The project is in its development stage, but the idea is to create a “total theater” where text, music, dance and film are one and do not divide in different sections. The actors/dancers/singers on stage are working directly in relation with the film, not only with the images but also in terms of stage choreography since the screens will move. The idea is to create a visceral ritual where the images from far away, of people we don’t know become personal, vivid, facing us, talking to us directly, here and now.
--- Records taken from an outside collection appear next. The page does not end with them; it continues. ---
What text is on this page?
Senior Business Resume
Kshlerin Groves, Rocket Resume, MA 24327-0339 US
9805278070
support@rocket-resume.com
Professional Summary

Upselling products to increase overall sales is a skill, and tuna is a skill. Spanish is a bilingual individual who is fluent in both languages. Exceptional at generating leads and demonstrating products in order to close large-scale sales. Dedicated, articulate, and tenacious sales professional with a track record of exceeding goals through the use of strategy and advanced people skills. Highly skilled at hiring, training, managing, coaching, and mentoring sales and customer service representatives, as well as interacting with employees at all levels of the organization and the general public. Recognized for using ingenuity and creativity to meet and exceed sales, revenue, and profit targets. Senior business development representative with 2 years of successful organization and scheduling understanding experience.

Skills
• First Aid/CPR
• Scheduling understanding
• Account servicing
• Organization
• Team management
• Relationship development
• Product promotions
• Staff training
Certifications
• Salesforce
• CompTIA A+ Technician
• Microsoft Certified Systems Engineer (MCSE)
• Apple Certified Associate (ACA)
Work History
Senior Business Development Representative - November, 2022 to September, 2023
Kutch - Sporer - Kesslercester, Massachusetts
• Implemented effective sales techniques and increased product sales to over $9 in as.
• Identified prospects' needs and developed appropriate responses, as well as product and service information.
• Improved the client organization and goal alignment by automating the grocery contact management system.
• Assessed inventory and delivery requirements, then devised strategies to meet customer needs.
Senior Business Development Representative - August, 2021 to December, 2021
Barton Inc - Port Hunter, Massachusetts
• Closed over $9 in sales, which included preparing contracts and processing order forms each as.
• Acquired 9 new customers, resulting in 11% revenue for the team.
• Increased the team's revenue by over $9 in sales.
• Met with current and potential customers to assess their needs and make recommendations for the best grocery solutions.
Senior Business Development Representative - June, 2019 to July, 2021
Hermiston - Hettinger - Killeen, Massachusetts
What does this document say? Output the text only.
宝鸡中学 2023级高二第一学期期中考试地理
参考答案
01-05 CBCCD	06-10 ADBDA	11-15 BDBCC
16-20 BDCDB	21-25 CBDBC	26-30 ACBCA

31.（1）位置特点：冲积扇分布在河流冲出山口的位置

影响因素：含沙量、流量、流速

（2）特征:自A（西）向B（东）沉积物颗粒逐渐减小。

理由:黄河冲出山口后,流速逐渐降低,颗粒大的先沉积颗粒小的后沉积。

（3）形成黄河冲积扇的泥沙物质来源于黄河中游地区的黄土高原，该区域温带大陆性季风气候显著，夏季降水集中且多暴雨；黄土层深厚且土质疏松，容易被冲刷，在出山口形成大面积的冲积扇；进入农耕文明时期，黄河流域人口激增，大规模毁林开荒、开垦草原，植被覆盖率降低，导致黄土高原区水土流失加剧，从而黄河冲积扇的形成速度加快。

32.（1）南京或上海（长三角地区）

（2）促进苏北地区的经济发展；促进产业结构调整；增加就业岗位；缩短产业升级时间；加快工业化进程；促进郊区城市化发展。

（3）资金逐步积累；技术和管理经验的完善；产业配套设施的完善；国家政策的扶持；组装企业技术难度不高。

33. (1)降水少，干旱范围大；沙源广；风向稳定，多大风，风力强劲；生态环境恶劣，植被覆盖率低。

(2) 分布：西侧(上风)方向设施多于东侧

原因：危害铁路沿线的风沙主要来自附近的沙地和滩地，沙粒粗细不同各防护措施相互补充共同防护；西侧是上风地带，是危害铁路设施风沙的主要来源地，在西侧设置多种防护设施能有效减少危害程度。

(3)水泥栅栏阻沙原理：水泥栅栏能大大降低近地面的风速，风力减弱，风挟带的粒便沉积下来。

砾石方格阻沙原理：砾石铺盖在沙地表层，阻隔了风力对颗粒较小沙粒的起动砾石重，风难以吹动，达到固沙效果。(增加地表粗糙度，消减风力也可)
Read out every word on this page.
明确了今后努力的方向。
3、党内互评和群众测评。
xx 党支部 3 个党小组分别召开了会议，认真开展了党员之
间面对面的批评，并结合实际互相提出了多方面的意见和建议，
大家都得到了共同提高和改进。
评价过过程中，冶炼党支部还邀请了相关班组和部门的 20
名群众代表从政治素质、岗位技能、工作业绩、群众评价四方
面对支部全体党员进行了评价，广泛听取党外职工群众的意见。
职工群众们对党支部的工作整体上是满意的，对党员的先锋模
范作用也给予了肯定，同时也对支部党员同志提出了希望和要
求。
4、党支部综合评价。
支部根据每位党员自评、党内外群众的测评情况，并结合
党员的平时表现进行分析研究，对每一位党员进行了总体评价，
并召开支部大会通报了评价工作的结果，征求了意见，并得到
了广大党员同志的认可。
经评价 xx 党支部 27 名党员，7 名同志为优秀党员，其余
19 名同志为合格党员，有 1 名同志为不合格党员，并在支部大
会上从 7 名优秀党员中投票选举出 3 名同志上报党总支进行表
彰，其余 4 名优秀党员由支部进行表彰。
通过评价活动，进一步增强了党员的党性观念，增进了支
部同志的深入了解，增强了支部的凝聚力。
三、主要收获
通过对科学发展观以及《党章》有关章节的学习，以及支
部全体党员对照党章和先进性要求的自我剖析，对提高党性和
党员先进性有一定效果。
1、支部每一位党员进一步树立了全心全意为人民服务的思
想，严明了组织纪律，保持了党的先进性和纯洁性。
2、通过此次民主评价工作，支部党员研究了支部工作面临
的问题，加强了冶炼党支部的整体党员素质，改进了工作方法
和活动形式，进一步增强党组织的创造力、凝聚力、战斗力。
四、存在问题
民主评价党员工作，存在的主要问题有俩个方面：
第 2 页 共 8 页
A silent (documentary) film, projected on three movable screens transposes images of refugees from overcrowded boats and camps of Aegean shores, as well as scenes of men and women celebrating a traditional Greek wedding in a Cretan village. On stage, the silent film is “voiced” by actors and a chorus, as the audience members are holding a trial where they hear Iphigenia’s plea, her mother’s accusations and her father’s arguments for war. Sometimes film projected silently is scored live by the Chorus members who take on many characters such as soldiers, refugees, audience members, gods, the oracle, the journalists, the peace activists, war veterans, stage hands, etc.

The actions on stage include choreographed rituals and dances that will generate and sustain the pulse of soldiers going to war, blood-sacrifice of virgin, tribal dance to appease the Gods, the call for prayers, the ritual of birth and celebration of life. The choreography will explore repetition and contrast of war news reports, stillness of tableaux (war photographs), energy and trance. Our film/theater/lament is a sacred burial for the many Iphigenias who disappeared in the Aegean sea, the one who remains in the secret desert prison of Libya, who were raped by the people supposed to protect them, who wander from place to place, from lines to lines. Their names will be said.